As is so often the case, the weather seemed to tell the story of last weekend’s 35th annual Mayfest celebration.
Friday’s rainy weather and some fierce wind gusts caused a slow start for many venders. As the weekend wore on, prospects improved as rain clouds gave way to sunny skies and crowds began to make their way downtown. A quick Saturday evening storm seemed to have been taken in stride.
The particularly severe Friday wind storm caused concern for some vendors, with at least one reporting damages to merchandise.
“Friday had been going pretty good for us until about 5:30-6 o’clock,” recalled Wayne Gray of Discount Custom Framing in Trinity. Gray had 96 pieces of framed artwork on display, featuring artists such as Bob Timberlake and Douglas Cave. His booth was located on Main Street at its junction with Stephens Street.
“A little rain was falling and suddenly we were hit with the biggest gust of wind I’ve seen in my 37 years of doing this,” he said. “It came down the street behind us and it was so quick. The wind caught in the tarp over us and started lifting it up. I had a 295-pound man holding on to one leg of it but when it started lifting him, he let go and it lifted up and rolled across the street.”
Gray said that 30 pieces suffered damage, including broken glass and chipped or cracked frames. He noted that while the legs on the tent covering his display were bent, they were able to be straightened Friday evening to allow him to be ready for business on Saturday morning.
“I’m just thankful that no one was injured,” he said, “and I really appreciate the great response. Everyone was so cooperative and helpful, including the town workers. This could have been disastrous but it was a blessing that no one got hurt.”
Other vendors, including Pat Jensen of King, reported a slow Friday with a strong Saturday recovery. Her Mystic Wolf’s Den booth offered a selection of handmade soaps and all natural lip balms and salves.
“Today has been really great,” Johnson noted on Saturday afternoon. “This is my second year here and I like it a lot.”
Both Mark Mathis of Lil’ Sarah’s Bee Farm in Tobaccoville and local potter Sylvia Lawson of Waterfall Studios acknowledged strong weekend sales.
“We’ve seen some great people,” Mathis noted, “and we’ve done very well. And I we were able to find some Mother’s Day presents.”
Sponsored annually by the Pilot Mountain Civic Club, this year’s program featured a variety of crafts, food and musical choices. According to civic club representative Mark Dodson, vendors and entertainment enjoyed a positive weekend with some vendors reporting record sales.

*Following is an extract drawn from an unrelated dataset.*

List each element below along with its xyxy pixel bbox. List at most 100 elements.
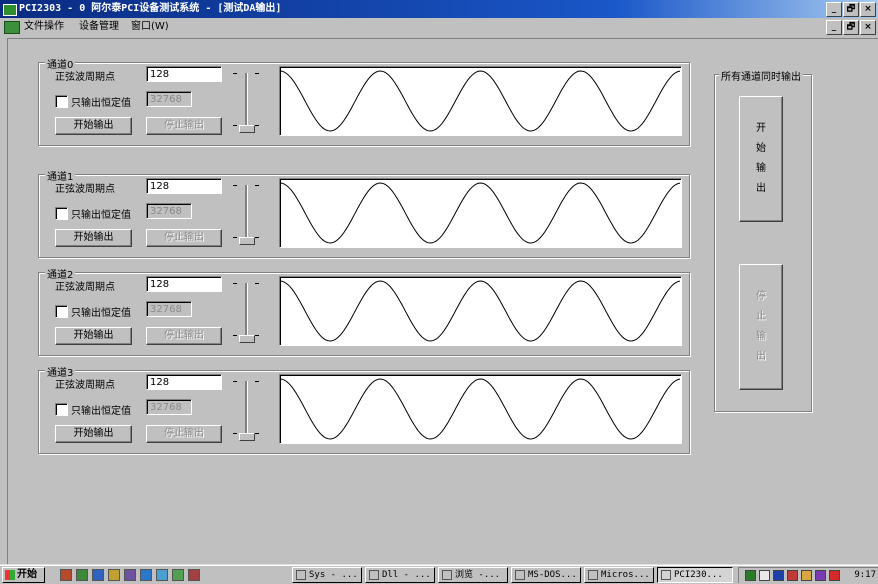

“We had plenty of sunshine,” Dodson noted, “with great crowds coming out to enjoy the good music and the great experience.”
Lisa Moore of Winston-Salem regularly makes the trip to Pilot Mountain with a group of family members, enjoying a festive day before Mothers Day.
“We like it being this weekend,” she noted, “and everybody enjoys it. I like it for the food and it’s great for the children.”
Local residents Lynn and Junior Seivers, attending with their granddaughter, Celest, agreed.
“We look forward to coming every year,” Lynn explained. “We’re glad to see all the crafts coming into town and Celest enjoys the rides. We come and try to take part and contribute. This is good for Pilot Mountain and we love it.”